The wheel gives you 10x more pedaling power

The Copenhagen Wheel in action.
Photo by Max Tomasinelli, courtesy of Superpedestrian

From bike shares to newly redesigned electric bikes, there are more options than ever for biking in American cities. Bike companies are also working to change the industry, specifically through the use of “power-boosting technology.”

Pedal-addicts might remember when the prototype of the bright red Copenhagen Wheel was released by a Massachusetts Institute of Technology Lab in 2009. The company Superpedestrian—which launched in 2013—just debuted a new version of the product to consumers after years of intense anticipation and improvements.

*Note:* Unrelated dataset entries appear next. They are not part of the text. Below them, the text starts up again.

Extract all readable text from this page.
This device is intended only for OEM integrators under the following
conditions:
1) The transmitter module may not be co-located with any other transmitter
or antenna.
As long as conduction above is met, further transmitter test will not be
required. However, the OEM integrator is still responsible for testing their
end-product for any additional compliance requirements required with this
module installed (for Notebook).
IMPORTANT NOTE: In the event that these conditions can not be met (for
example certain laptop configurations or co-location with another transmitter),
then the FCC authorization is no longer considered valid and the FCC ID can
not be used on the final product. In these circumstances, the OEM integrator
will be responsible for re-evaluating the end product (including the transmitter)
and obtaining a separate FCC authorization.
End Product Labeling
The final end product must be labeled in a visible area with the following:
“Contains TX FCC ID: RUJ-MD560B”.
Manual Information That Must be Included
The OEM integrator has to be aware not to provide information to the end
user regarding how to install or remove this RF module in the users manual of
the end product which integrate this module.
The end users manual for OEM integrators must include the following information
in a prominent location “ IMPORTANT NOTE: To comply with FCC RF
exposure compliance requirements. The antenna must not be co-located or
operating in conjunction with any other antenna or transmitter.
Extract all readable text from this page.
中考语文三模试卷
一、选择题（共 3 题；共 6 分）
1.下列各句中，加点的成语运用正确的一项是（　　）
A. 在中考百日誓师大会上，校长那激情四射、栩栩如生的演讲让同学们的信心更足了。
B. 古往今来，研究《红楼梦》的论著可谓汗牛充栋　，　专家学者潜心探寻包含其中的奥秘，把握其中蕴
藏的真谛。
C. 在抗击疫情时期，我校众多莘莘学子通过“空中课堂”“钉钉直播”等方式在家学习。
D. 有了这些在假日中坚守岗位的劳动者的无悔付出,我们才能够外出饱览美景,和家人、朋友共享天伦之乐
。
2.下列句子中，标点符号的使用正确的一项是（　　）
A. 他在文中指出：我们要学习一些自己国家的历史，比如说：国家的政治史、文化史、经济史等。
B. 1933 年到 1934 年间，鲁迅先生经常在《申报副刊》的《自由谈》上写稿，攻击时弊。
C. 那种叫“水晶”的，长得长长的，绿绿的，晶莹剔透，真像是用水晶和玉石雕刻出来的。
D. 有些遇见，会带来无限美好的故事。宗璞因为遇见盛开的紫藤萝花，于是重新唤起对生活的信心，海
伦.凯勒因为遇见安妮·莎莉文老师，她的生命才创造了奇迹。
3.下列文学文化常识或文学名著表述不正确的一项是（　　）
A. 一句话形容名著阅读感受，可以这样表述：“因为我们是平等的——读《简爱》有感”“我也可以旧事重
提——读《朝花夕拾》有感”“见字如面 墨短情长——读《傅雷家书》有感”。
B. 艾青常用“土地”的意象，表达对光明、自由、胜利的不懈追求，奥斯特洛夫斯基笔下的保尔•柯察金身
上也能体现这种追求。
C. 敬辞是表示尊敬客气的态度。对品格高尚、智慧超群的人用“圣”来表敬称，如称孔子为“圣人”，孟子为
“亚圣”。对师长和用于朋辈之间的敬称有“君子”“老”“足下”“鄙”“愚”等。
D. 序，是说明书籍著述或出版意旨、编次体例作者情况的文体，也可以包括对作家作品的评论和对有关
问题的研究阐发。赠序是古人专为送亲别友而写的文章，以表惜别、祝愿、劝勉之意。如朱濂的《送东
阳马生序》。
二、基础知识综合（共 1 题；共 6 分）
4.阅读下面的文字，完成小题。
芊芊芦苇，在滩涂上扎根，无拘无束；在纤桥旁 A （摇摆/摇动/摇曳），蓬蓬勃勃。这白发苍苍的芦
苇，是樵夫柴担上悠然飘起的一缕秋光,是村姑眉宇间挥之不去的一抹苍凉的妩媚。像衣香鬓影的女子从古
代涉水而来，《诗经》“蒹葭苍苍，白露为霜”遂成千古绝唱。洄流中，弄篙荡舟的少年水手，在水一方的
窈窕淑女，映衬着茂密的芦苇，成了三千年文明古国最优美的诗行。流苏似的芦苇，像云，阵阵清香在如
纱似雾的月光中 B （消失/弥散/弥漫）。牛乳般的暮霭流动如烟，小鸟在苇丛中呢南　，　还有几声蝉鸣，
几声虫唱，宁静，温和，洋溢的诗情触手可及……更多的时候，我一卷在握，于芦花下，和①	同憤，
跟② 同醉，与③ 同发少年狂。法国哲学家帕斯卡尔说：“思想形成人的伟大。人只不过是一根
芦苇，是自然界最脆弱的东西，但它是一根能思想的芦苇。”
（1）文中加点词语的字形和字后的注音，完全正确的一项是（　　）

Named after the city in Denmark that helped to co-sponsor its early development, the Copenhagen Wheel uses “human-enhancing technology” to amplify a rider’s pedaling power by up to 10 times. It’s all thanks to the drive system that is embedded in the sleek red hub, a technology that integrates regular pedaling with electric propulsion.

This isn’t any normal motor, however. The Copenhagen Wheel uses a semi-autonomous robot that adapts to each person’s biking style.

“People are smart and can adapt to technology, but good technology should be smart enough to adapt to people,” said Assaf Biderman, founder and CEO of Superpedestrian. “We set ourselves an ambitious goal: integrating with a rider’s body in a way that makes you feel naturally stronger. It took over three years of engineering, but I can finally say we made that dream a reality.”

Courtesy of Superpedestrian

The new wheel can be installed on almost any bike, will reach speeds up to 20 miles per hour, and the battery-powered motor comes with an array of high-tech sensors that make it easier for any rider to accelerate and maintain speed.

The advanced technology doesn’t stop at the hub. A Copenhagen app keeps track of your rides and acts as a lock—without the phone, your bike won’t work. There’s also a self-diagnostic system that monitors the health of your wheel and will notify you if Superpedestrian needs to fix it.

In total the product weighs 16.8 pounds and the Copenhagen Wheel can propel riders 30 miles between charges, with a charging time of four hours.

And lest hard-core cardio enthusiasts balk at something that might take the exercise out of biking, riders can choose how much boost they receive through different ride modes available on the app. Super-fast turbo makes pedaling easy, while the “exercise” function provides just that.

Interested bikers can now go online to buy a bike with the wheel pre-installed for $1,999 or buy just the wheel for $1,499, customized for their existing bike. Financing is also available.

As a company, Superpedestrian has raised more than $27 million in venture capital investment and hopes to develop future—unnamed—products.